According to Courthouse News Service, documents filed in the U.S. 11th Circuit show on Monday (June 21), a three-judge panel presiding over the case ratified a judgment made by a lower court to dismiss the complaint against T.I., reversing a decision that would have cost the Grand Hustler a pretty penny.
The verdict was decided in a U.S. appellate court in Atlanta, following a September 2020 judgment in which Tip was ordered to pay $75,000 to Kenneth Fedance, an investor who claims the rapper and his former business partner Ryan Felton sold him $3,000 worth of unregistered FLik tokens in 2017. Fedance 2019 lawsuit accused T.I. and Felton of a cryptocurrency fraud scheme with three securities violations in the U.S. Northern District Court of Georgia. T.I was also ordered to not participate in offerings or sales of digital-asset securities for five years.
However, with the dismissal of the suit, it appears that Tip is in the clear and free to continue to stack his coins, no pun intended. T.I. has maintained his innocence while accusing Felton of an unfulfilled promise to him and other entrepreneurs of building an online streaming platform for creatives.
One judge, William Pryor, even mentions two of T.I.’s biggest hits in “You Know What It Is” and “Whatever You Like” in his final remarks, explaining Fedance’s failure to produce the proper amount of evidence to back up his claims.
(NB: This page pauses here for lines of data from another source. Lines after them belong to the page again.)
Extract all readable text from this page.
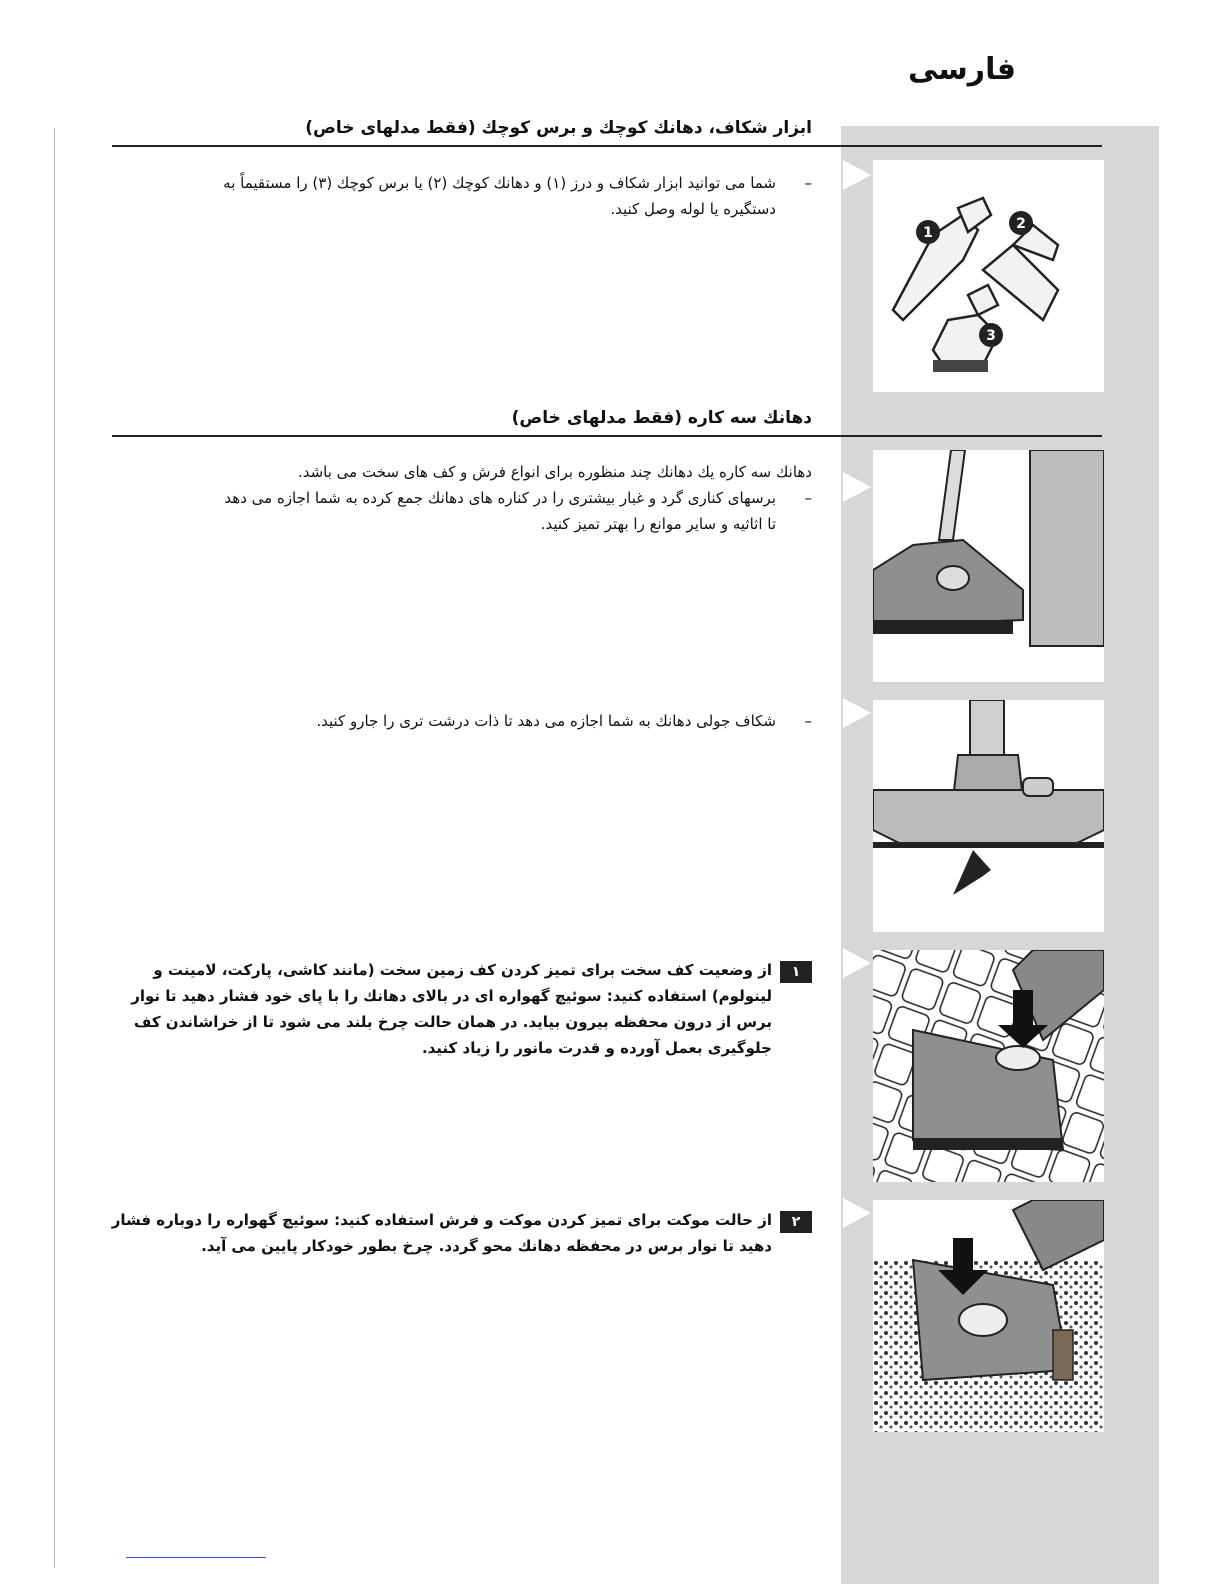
فارسی
ابزار شکاف، دهانك کوچك و برس کوچك (فقط مدلهای خاص)
–
شما می توانید ابزار شکاف و درز (۱) و دهانك کوچك (۲) یا برس کوچك (۳) را مستقیماً به
دستگیره یا لوله وصل کنید.
1
2
3
دهانك سه کاره (فقط مدلهای خاص)
دهانك سه کاره یك دهانك چند منظوره برای انواع فرش و کف های سخت می باشد.
–
برسهای کناری گرد و غبار بیشتری را در کناره های دهانك جمع کرده به شما اجازه می دهد
تا اثاثیه و سایر موانع را بهتر تمیز کنید.
–
شکاف جولی دهانك به شما اجازه می دهد تا ذات درشت تری را جارو کنید.
۱
از وضعیت کف سخت برای تمیز کردن کف زمین سخت (مانند کاشی، پارکت، لامینت و
لینولوم) استفاده کنید: سوئیچ گهواره ای در بالای دهانك را با پای خود فشار دهید تا نوار
برس از درون محفظه بیرون بیاید. در همان حالت چرخ بلند می شود تا از خراشاندن کف
جلوگیری بعمل آورده و قدرت مانور را زیاد کنید.
۲
از حالت موکت برای تمیز کردن موکت و فرش استفاده کنید: سوئیچ گهواره را دوباره فشار
دهید تا نوار برس در محفظه دهانك محو گردد. چرخ بطور خودکار پایین می آید.
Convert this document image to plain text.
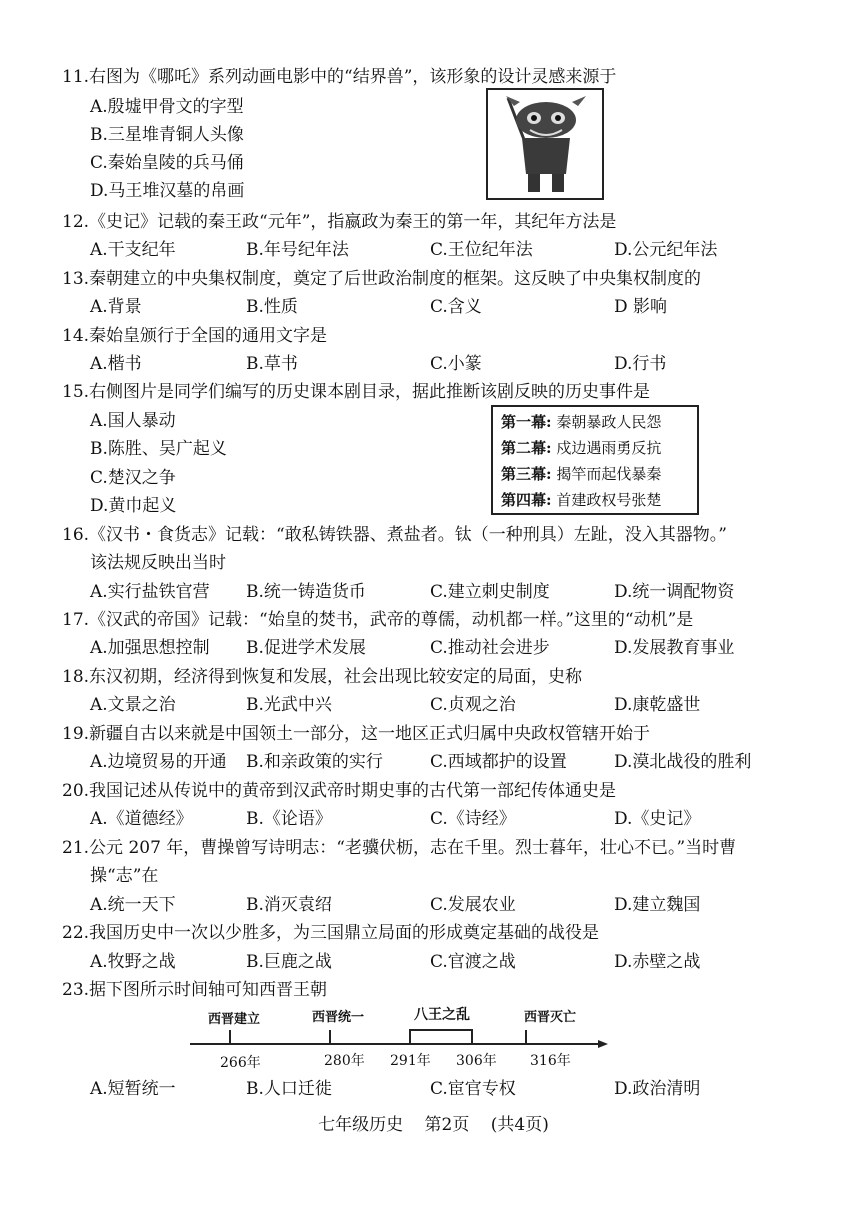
11.右图为《哪吒》系列动画电影中的“结界兽”，该形象的设计灵感来源于
A.殷墟甲骨文的字型
B.三星堆青铜人头像
C.秦始皇陵的兵马俑
D.马王堆汉墓的帛画
12.《史记》记载的秦王政“元年”，指嬴政为秦王的第一年，其纪年方法是
A.干支纪年	B.年号纪年法	C.王位纪年法	D.公元纪年法
13.秦朝建立的中央集权制度，奠定了后世政治制度的框架。这反映了中央集权制度的
A.背景	B.性质	C.含义	D 影响
14.秦始皇颁行于全国的通用文字是
A.楷书	B.草书	C.小篆	D.行书
15.右侧图片是同学们编写的历史课本剧目录，据此推断该剧反映的历史事件是
A.国人暴动
B.陈胜、吴广起义
C.楚汉之争
D.黄巾起义
第一幕: 秦朝暴政人民怨
第二幕: 戍边遇雨勇反抗
第三幕: 揭竿而起伐暴秦
第四幕: 首建政权号张楚
16.《汉书・食货志》记载：“敢私铸铁器、煮盐者。钛（一种刑具）左趾，没入其器物。”
该法规反映出当时
A.实行盐铁官营 B.统一铸造货币	C.建立刺史制度	D.统一调配物资
17.《汉武的帝国》记载：“始皇的焚书，武帝的尊儒，动机都一样。”这里的“动机”是
A.加强思想控制 B.促进学术发展	C.推动社会进步	D.发展教育事业
18.东汉初期，经济得到恢复和发展，社会出现比较安定的局面，史称
A.文景之治	B.光武中兴	C.贞观之治	D.康乾盛世
19.新疆自古以来就是中国领土一部分，这一地区正式归属中央政权管辖开始于
A.边境贸易的开通 B.和亲政策的实行	C.西域都护的设置	D.漠北战役的胜利
20.我国记述从传说中的黄帝到汉武帝时期史事的古代第一部纪传体通史是
A.《道德经》	B.《论语》	C.《诗经》	D.《史记》
21.公元 207 年，曹操曾写诗明志：“老骥伏枥，志在千里。烈士暮年，壮心不已。”当时曹
操“志”在
A.统一天下	B.消灭袁绍	C.发展农业	D.建立魏国
22.我国历史中一次以少胜多，为三国鼎立局面的形成奠定基础的战役是
A.牧野之战	B.巨鹿之战	C.官渡之战	D.赤壁之战
23.据下图所示时间轴可知西晋王朝
西晋建立	西晋统一	八王之乱	西晋灭亡
266年	280年 291年 306年 316年
A.短暂统一	B.人口迁徙	C.宦官专权	D.政治清明
七年级历史 第2页 (共4页)
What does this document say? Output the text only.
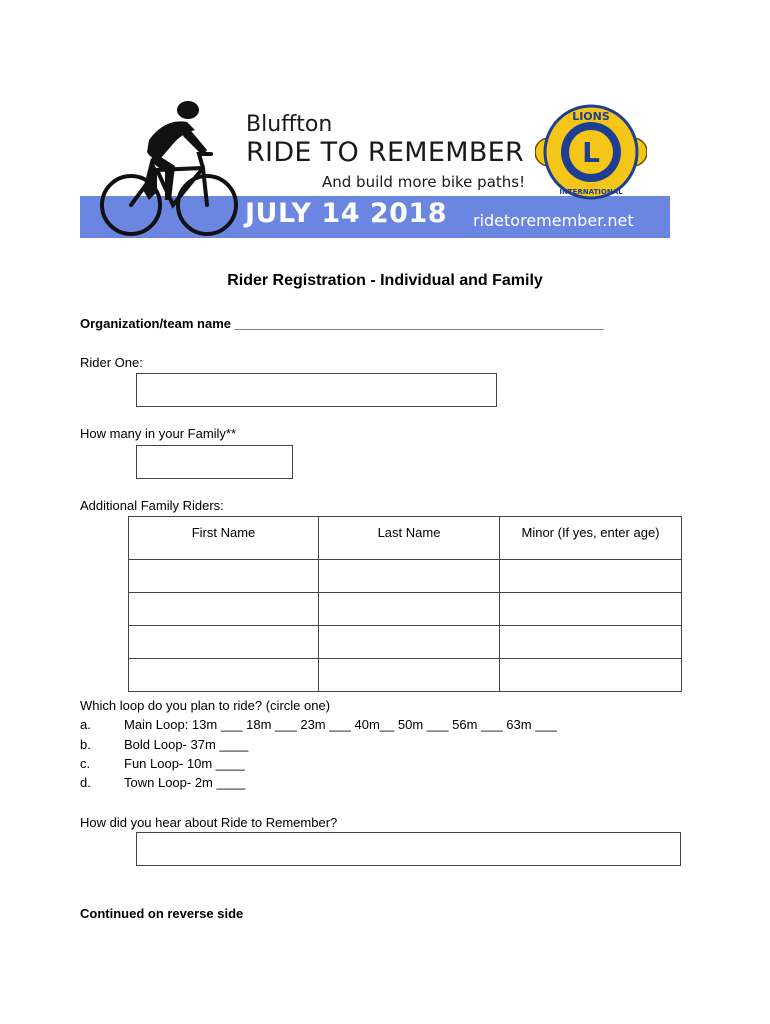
Bluffton
RIDE TO REMEMBER
And build more bike paths!
JULY 14 2018 ridetoremember.net
L
LIONS
INTERNATIONAL
Rider Registration - Individual and Family
Organization/team name ___________________________________________________
Rider One:
How many in your Family**
Additional Family Riders:
First Name	Last Name	Minor (If yes, enter age)

Which loop do you plan to ride? (circle one)
a.	Main Loop: 13m ___ 18m ___ 23m ___ 40m__ 50m ___ 56m ___ 63m ___
b.	Bold Loop- 37m ____
c.	Fun Loop- 10m ____
d.	Town Loop- 2m ____
How did you hear about Ride to Remember?
Continued on reverse side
“Anyone in Fedance’s position could say ‘You Know What It Is,’” he wrote on behalf of the panel. “In conclusory fashion, Fedance alleges that neither he nor putative class members could bring claims for the sale of unregistered securities within the one-year limitations period because Felton and Harris fraudulently concealed the facts necessary to reach the legal conclusion that FLiK Tokens were securities. But you cannot make fraudulent concealment mean ‘Whatever You Like.’”
By the sound of it, Fedance’s “Paper Trail” just wasn’t thick enough.